Apart from intestinal parasites, few species brave the human rectum. Flies are not picky, though, and will invade and consume human flesh by laying eggs that hatch into maggots. And that’s a common enough problem that there’s a medical term for maggot infestation: myiasis, reported throughout human history, including in the eyes and rectum. One particularly detailed report in 1783 describes a Jamaican surgeon’s attempts to remove maggots from a patient’s nose using everything from rum to powdered mercury blown up the man’s nostrils.
Other insects might get there by accident, as in the cockroach that turned up in a 52-year-old American woman’s colon during a routine colonoscopy. She had a roach infestation at home, and doctors suspected she somehow swallowed it whole. Endoscopies, they note, have also turned up ants, ladybugs, yellow jackets, and wasps (ouch).
If you feel the panic mounting, don't worry.
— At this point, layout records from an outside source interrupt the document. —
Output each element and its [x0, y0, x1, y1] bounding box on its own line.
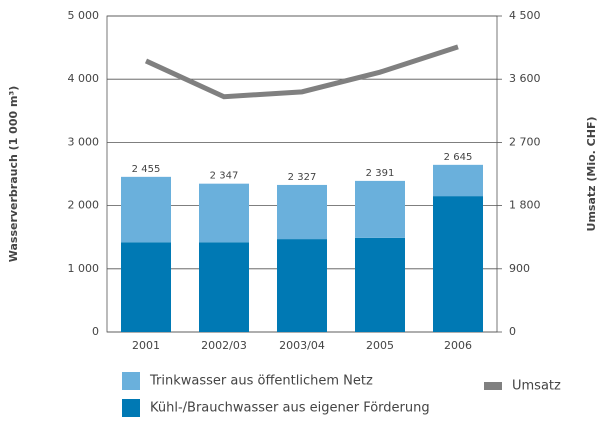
legend-label: Umsatz [512, 379, 561, 394]
bar [355, 237, 405, 332]
bar [433, 196, 483, 332]
y-tick-label: 2 000 [68, 199, 100, 212]
bar [199, 183, 249, 243]
y2-tick-label: 0 [509, 325, 516, 338]
bar [121, 242, 171, 332]
y2-tick-label: 900 [509, 262, 530, 275]
y-tick-label: 1 000 [68, 262, 100, 275]
y2-tick-label: 3 600 [509, 72, 541, 85]
y2-tick-label: 4 500 [509, 9, 541, 22]
legend-label: Trinkwasser aus öffentlichem Netz [149, 374, 373, 389]
y-axis-label: Wasserverbrauch (1 000 m³) [7, 86, 20, 263]
x-tick-label: 2006 [444, 339, 472, 352]
y2-tick-label: 1 800 [509, 199, 541, 212]
legend-swatch [122, 399, 140, 417]
x-tick-label: 2005 [366, 339, 394, 352]
bar [199, 242, 249, 332]
bar [121, 176, 171, 243]
bar [355, 180, 405, 238]
y2-tick-label: 2 700 [509, 135, 541, 148]
bar [277, 239, 327, 332]
y-tick-label: 4 000 [68, 72, 100, 85]
legend-swatch [122, 372, 140, 390]
legend-swatch [484, 382, 502, 390]
y-tick-label: 3 000 [68, 135, 100, 148]
x-tick-label: 2002/03 [201, 339, 247, 352]
line [144, 44, 459, 100]
bar [277, 184, 327, 240]
x-tick-label: 2001 [132, 339, 160, 352]
legend-label: Kühl-/Brauchwasser aus eigener Förderung [150, 401, 430, 416]
x-tick-label: 2003/04 [279, 339, 325, 352]
y-tick-label: 0 [92, 325, 99, 338]
bar [433, 164, 483, 197]
total-label: 2 327 [288, 172, 317, 183]
total-label: 2 347 [210, 171, 239, 182]
total-label: 2 455 [132, 164, 161, 175]
total-label: 2 645 [444, 152, 473, 163]
y2-axis-label: Umsatz (Mio. CHF) [585, 117, 598, 232]
y-tick-label: 5 000 [68, 9, 100, 22]
total-label: 2 391 [366, 168, 395, 179]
If an insect does crawl into your nose or ear, the worst thing that can happen is an infection (rarely, it can spread from the sinuses to the brain).
Though people think of roaches as dirty and covered in bacteria, they actually groom themselves constantly, Schal says. Your biggest risk is crushing the roach while trying to remove it, releasing the copious bacteria in its gut—that can lead to an infection. (For more on the positive side of roaches, learn why cockroaches made it onto our list of all-star animal dads.)
And in most places, the odds of waking up with an insect inside you are slim. Reports are most common in the tropics, where there are more insects, and in cases of severe insect infestations in the home.
Lastly, don’t believe every horror story you see online. “I see so many fake videos of spiders in people’s skin,” says Purdue's Pearson.
A bogus report that a spider climbed into a man's appendectomy scar, for instance, made the rounds online, but spiders don’t burrow into wounds, and certainly can’t climb around under your skin.
Your best chance of keeping insects out of you is to eliminate infestations in your house, for instance by making sure food is put away and secured, and keeping food out of the bedroom.
"The insects are all around us," Pearson says, "and it will all be OK.”